When I traveled in Ecuador a few years ago, I noticed a surprising number of houses under construction, though little current construction seemed to be going on. I wondered whether perhaps it was a sign of economic gains that so many people were building new, larger houses. I never quite figured it out. Then a year ago I read Poor Economics, (a fascinating book book that I highly recommend!) and learned that rather than saving up and building a house all at once, many poorer people build onto their houses a few bricks at a time, whenever they have a bit of spare money to invest.
Poor Economics also taught me about groups of people coming together and acting as a system for saving to make larger purchases. Essentially, the group meets periodically and each member of the group is required to put in a certain amount of money each week or month. Then the total collection is then given to one of the members on a rotating basis. This system has the added benefit of being a social network, as well as an economic one.

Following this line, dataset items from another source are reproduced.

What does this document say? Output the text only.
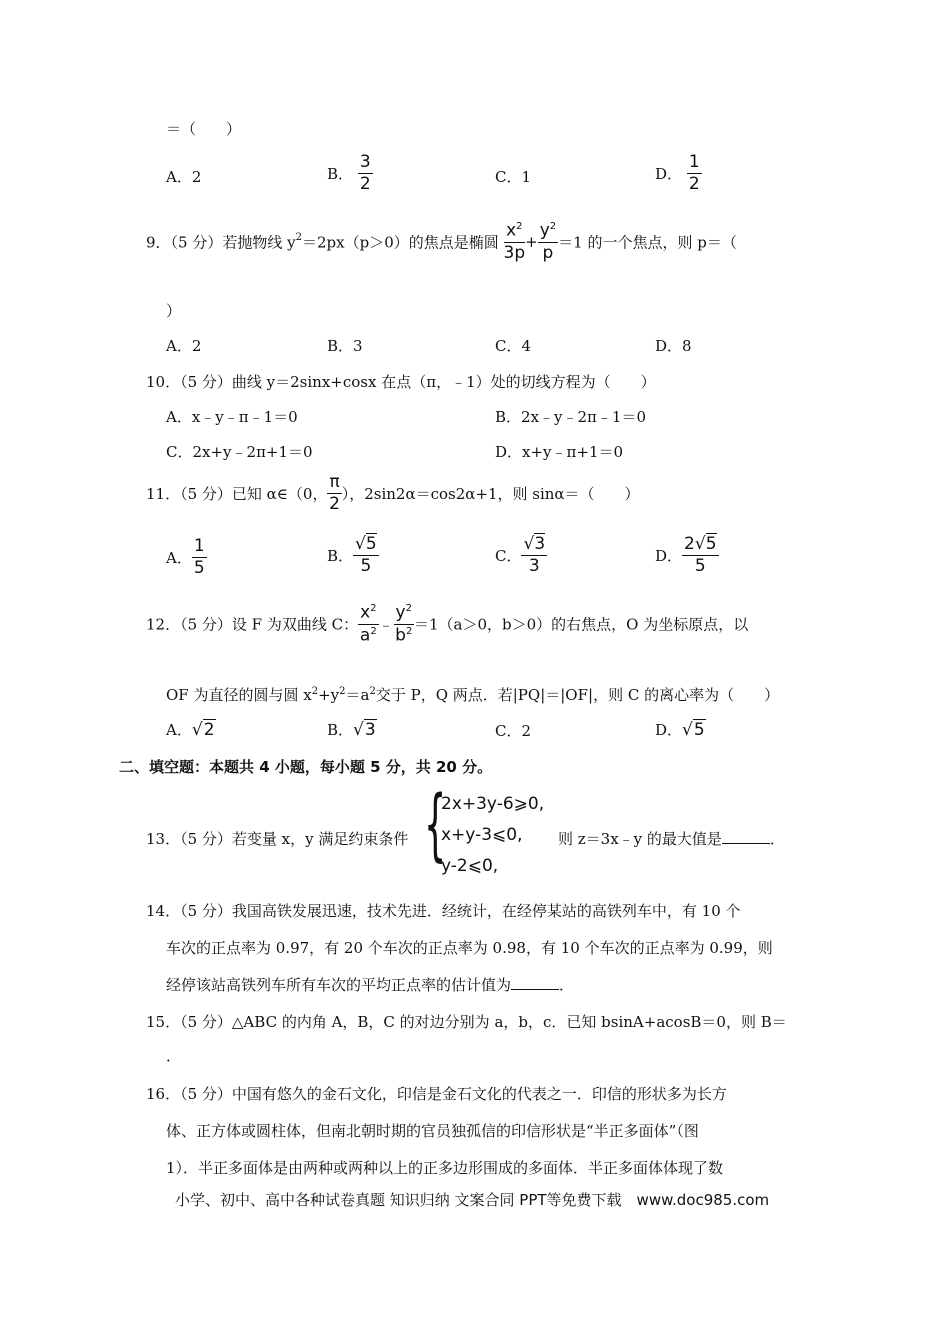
＝（　　）
A．2	B． $\frac{3}{2}$	C．1	D． $\frac{1}{2}$
9．（5 分）若抛物线 $y^2=2px(p>0)$的焦点是椭圆 $\frac{x^2}{3p} + \frac{y^2}{p} =1$ 的一个焦点，则 p＝（
）
A．2	B．3	C．4	D．8
10．（5 分）曲线 y＝2sinx+cosx 在点（π，﹣1）处的切线方程为（　　）
A．x﹣y﹣π﹣1＝0	B．2x﹣y﹣2π﹣1＝0
C．2x+y﹣2π+1＝0	D．x+y﹣π+1＝0
11．（5 分）已知 α∈（0， $\frac{\pi}{2}$ ），2sin2α＝cos2α+1，则 sinα＝（　　）
A． $\frac{1}{5}$	B． $\frac{√5}{5}$	C． $\frac{√3}{3}$	D． $\frac{2√5}{5}$
12．（5 分）设 F 为双曲线 C： $\frac{x^2}{a^2}$ ﹣ $\frac{y^2}{b^2} =1(a>0$，b＞0）的右焦点，O 为坐标原点，以
OF 为直径的圆与圆 $x^2+y^2=a^2$交于 P，Q 两点．若|PQ|＝|OF|，则 C 的离心率为（　　）
A．√2	B．√3	C．2	D．√5
二、填空题：本题共 4 小题，每小题 5 分，共 20 分。
13．（5 分）若变量 x，y 满足约束条件 {
2x+3y-6⩾0,
x+y-3⩽0,
y-2⩽0,
则 z＝3x﹣y 的最大值是	．
14．（5 分）我国高铁发展迅速，技术先进．经统计，在经停某站的高铁列车中，有 10 个
车次的正点率为 0.97，有 20 个车次的正点率为 0.98，有 10 个车次的正点率为 0.99，则
经停该站高铁列车所有车次的平均正点率的估计值为	．
15．（5 分）△ABC 的内角 A，B，C 的对边分别为 a，b，c．已知 bsinA+acosB＝0，则 B＝
．
16．（5 分）中国有悠久的金石文化，印信是金石文化的代表之一．印信的形状多为长方
体、正方体或圆柱体，但南北朝时期的官员独孤信的印信形状是“半正多面体”（图
1）．半正多面体是由两种或两种以上的正多边形围成的多面体．半正多面体体现了数
小学、初中、高中各种试卷真题 知识归纳 文案合同 PPT等免费下载　www.doc985.com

I’m fascinated by the creativity and variety of the solutions that people have found for the universal problem of how to save for the future. Of course, most of these systems have some drawbacks. What if your pig dies? What if your savings group disbands before its your turn to get the money?
Technology is opening up new solutions, in particular, cell phone banking which is accessible to many more people than traditional banking. M-Pesa, a cell phone banking system in Kenya, had 17 million accounts as of 2012, more than one-third the total population of Kenya! This article from the BBC is a few years old, but gives a nice overview: http://www.bbc.co.uk/news/business-11793290. There are all sorts of potential benefits, including reduced opportunity for corruption, protection from theft, and reliability.
I never thought that my book-from-every-country project would teach me so much about banking!